Ele defende ainda que as plataformas ofereçam, além do seguro contra acidentes, apoio psicológico para os colaboradores: “Eu, como motorista, preciso estar bem fisicamente e mentalmente para conseguir entregar um serviço de qualidade e segurança para os passageiros. A pessoa pode estar bem fisicamente, mas mentalmente não. E isso, a meu ver, é um risco muito maior”.


PRÓXIMOS PASSOS

O Projeto de Lei agora segue para aprovação do prefeito. Ao Estado de Minas a Prefeitura de Belo Horizonte, informou, na quinta-feira, que o texto ainda não havia sido encaminhado ao Executivo e que, quando protocolado, será analisado no prazo legal.


Em maio, o prefeito Álvaro Damião defendeu a regulamentação de condutores que usam motos por aplicativo e anunciou a instalação da primeira motofaixa de BH, na Via Expressa.”Regulamentar os mototáxis se faz necessário em BH, e em qualquer outro lugar. Porque quando você está regulamentado tem maior qualidade de vida para quem pilota e para a pessoa que está na garupa da moto”, disse ele na ocasião.

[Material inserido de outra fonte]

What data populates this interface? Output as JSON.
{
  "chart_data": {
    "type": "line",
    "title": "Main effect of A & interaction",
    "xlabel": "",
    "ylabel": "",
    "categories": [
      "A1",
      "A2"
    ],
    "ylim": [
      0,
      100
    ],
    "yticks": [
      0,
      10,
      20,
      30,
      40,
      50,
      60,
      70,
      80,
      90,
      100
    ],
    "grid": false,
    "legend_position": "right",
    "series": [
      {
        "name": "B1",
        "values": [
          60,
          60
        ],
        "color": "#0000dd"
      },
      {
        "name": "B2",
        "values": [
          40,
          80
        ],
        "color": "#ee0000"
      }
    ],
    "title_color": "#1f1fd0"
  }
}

Carlos Calazans se comprometeu em seguir dialogando com a PBH para melhorar o serviço de transporte de passageiros cada vez mais. “Vou dialogar com a prefeitura no sentido de fazer mais melhorias. Recebi uma sugestão, que achei muito legal, para que ostrabalhadores de moto tivessem no seu capacete a placa da moto, para facilitar a identificação. Mas creio que essa teria que ser uma regulamentação a nível nacional”, conta.


MOTOAPPS PELO BRASIL

Desde março de 2018, a Lei 13.640 permite o transporte de passageiros por motos via aplicativos em todo o território nacional e determina que é função dos municípios estabelecer as regras do serviço. No último dia 11, o prefeito de Fortaleza (CE), Evandro Leitão, sancionou lei que regulamenta o serviço de transporte de passageiros por motocicletas, com regras de segurança e documentação, e que concede subsídio de 50% no Imposto sobre a Propriedade de Veículos Automotores (IPVA) para os profissionais do setor.


Na cidade do Rio de Janeiro (RJ), a 99 e a Uber aderiram ao Programa de Monitoramento de Direção Segura de Condutores, criado pela prefeitura em outubro deste ano. Com isso, as plataformas são orientadas a usar mecanismos de monitoramento para identificar comportamentos de risco no trânsito, implementar sistema de pontuação de direção segura e oferecer cursos de conscientização.


No dia 10, a Prefeitura de São Paulo (SP) publicou um decreto que regulamenta o mototáxi na cidade. Semelhante à regulamentação belo-horizontina, foi estabelecido o uso de sinalização específica, seguros para condutores e passageiros, itens de segurança e instalação de pontos de apoio.


Além disso, também estabelece a obrigatoriedade de um cadastro dos motociclistas junto ao município, com o uso de placa vermelha, e proíbe o funcionamento dos motoapps em diversas áreas da cidade. Segundo Irina Cézar, um ponto de impasse é a exigência de fornecimento de documentação, mas sem especificar o prazo de análise e resposta de aprovação. Em protesto, a Uber e a 99 decidiram suspender o serviço, afirmando que a regulamentação é ilegal e, na prática, visa proibir o serviço.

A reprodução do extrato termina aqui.